Eric Zemmour et Michel Onfray

Par jeudi 24 décembre 2020 Permalink 1

Emmanuel Macron qualifie les français lors d’une interview à l’hebdomadaire “L’express” de “peuple de paradoxes”. Tous les peuples sont pourtant à la fois complices et rebelles, victimes et bourreaux. Mais quand il n’y a plus de peuple la question est bien moins celle du paradoxe que celle de la dislocation.

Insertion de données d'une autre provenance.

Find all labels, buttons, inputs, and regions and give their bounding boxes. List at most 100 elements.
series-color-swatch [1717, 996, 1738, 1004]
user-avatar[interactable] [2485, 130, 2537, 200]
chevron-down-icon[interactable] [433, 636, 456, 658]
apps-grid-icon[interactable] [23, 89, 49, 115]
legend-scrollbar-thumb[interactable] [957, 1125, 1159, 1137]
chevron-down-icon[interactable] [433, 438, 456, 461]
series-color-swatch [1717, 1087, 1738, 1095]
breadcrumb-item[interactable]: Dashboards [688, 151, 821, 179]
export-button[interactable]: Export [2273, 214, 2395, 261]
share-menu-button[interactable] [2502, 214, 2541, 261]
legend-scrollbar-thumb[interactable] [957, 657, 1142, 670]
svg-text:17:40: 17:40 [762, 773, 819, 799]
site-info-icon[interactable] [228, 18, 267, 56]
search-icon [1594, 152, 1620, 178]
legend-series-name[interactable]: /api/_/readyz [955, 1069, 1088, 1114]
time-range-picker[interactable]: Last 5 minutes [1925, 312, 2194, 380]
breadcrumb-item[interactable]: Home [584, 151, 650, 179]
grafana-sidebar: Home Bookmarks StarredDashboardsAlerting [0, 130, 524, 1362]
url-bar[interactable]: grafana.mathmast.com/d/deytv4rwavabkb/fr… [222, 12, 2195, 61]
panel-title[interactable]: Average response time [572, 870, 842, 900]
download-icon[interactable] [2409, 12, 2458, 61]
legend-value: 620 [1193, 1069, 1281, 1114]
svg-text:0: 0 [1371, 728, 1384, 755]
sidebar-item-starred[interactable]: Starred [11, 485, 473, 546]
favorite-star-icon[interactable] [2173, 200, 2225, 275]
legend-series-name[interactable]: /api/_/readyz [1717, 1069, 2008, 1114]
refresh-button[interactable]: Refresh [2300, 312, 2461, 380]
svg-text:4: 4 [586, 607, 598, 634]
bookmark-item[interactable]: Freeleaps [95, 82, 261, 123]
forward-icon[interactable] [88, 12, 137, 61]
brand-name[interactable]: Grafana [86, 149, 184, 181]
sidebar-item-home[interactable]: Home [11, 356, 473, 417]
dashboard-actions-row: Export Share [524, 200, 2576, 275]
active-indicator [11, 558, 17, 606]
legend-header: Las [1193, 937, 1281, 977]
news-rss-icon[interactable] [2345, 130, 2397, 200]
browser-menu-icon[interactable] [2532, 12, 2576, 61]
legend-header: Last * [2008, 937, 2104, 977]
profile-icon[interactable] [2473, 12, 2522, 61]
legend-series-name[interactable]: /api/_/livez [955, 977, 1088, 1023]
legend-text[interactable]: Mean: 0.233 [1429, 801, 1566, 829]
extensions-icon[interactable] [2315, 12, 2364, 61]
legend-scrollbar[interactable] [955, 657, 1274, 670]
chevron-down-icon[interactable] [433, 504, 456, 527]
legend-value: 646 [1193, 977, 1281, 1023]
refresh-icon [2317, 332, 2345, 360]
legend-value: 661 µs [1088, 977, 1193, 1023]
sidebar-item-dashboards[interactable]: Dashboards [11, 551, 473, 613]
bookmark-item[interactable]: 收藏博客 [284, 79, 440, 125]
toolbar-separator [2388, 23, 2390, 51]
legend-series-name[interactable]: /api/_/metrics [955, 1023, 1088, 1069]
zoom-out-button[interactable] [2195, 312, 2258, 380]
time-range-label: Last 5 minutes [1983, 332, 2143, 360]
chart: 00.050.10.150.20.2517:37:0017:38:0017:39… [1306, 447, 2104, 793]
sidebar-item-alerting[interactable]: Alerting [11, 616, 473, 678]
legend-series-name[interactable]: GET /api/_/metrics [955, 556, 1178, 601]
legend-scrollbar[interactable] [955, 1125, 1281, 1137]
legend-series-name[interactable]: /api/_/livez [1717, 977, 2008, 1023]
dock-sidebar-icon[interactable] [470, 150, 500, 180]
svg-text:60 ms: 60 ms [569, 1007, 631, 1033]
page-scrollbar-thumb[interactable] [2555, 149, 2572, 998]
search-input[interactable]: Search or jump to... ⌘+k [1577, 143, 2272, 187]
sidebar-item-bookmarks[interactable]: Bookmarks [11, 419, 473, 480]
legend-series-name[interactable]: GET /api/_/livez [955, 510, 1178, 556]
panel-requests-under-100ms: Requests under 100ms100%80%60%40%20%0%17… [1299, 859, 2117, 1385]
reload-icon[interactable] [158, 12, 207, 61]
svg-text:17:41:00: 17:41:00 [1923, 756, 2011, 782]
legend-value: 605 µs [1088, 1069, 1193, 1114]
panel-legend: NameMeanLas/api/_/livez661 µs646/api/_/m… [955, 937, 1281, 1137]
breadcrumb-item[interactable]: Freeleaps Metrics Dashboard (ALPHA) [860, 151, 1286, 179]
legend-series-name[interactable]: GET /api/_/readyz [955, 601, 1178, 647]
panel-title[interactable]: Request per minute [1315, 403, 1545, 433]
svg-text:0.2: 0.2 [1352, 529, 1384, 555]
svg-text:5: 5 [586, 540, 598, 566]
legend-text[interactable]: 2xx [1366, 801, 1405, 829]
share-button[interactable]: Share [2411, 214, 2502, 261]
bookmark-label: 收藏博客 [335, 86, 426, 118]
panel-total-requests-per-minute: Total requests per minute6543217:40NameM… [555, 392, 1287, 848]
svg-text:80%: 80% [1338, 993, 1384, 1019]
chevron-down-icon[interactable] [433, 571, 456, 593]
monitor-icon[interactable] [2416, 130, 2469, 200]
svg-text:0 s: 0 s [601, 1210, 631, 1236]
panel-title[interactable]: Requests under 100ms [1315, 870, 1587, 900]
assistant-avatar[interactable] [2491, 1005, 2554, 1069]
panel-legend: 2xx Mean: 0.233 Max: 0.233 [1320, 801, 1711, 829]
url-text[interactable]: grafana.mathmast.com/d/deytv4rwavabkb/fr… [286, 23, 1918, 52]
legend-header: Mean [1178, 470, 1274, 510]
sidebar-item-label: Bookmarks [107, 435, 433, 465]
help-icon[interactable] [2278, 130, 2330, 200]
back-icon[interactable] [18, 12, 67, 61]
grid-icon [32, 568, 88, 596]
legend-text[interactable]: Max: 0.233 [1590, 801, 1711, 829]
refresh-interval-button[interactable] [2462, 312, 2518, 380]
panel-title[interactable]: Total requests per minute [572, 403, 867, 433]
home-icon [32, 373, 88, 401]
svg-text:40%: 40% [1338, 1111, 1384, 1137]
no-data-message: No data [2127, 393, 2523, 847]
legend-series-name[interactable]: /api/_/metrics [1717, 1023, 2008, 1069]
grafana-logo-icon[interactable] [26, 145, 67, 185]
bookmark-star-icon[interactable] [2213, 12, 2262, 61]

Cnews rediffusait hier le débat entre Eric Zemmour et Michel Onfray. Il était émouvant d’entendre ces deux personnes, l’un français depuis toujours, même physiquement son faciès est celui d’un certain type de normand, l’autre français parce que ses parents ont été chassés d’Afrique du nord, aborder la question de leur amour de leur pays. Il était déchirant de sentir en filigrane qu’ils ne le reconnaissaient pas, tout comme chacun d’entre nous. Toute leur évocation de la France et de son histoire annonçait notre avenir comme celui des indiens d’Amérique quand on la mettait en perspective avec ce qui distingue notre présent.

Mais eux ne se désolaient pas de nos “paradoxes” jugeant que nous avions mille et une occasion de nous aimer… Mais en regardant notre passé! Pas très réjouissant en vérité!

La France pour ces deux intellectuels se singularise par les tensions: tension Pascal Descartes, tension Voltaire Rousseau, tension Sartre Camus. Cela fait toute la différence avec l’analyse à l’emporte-pièce de Macron. Leur tension a un sens dialectique, hégélien, amène au mouvement, voire à une spirale ascendante toute différente du paradoxe macronien qu’on sent bien être dans son esprit synonyme d’absurdité. La tension d’Onfray et de  Zemmour a à l’opposé quelque chose à voir avec l’universalisme français, y contribue.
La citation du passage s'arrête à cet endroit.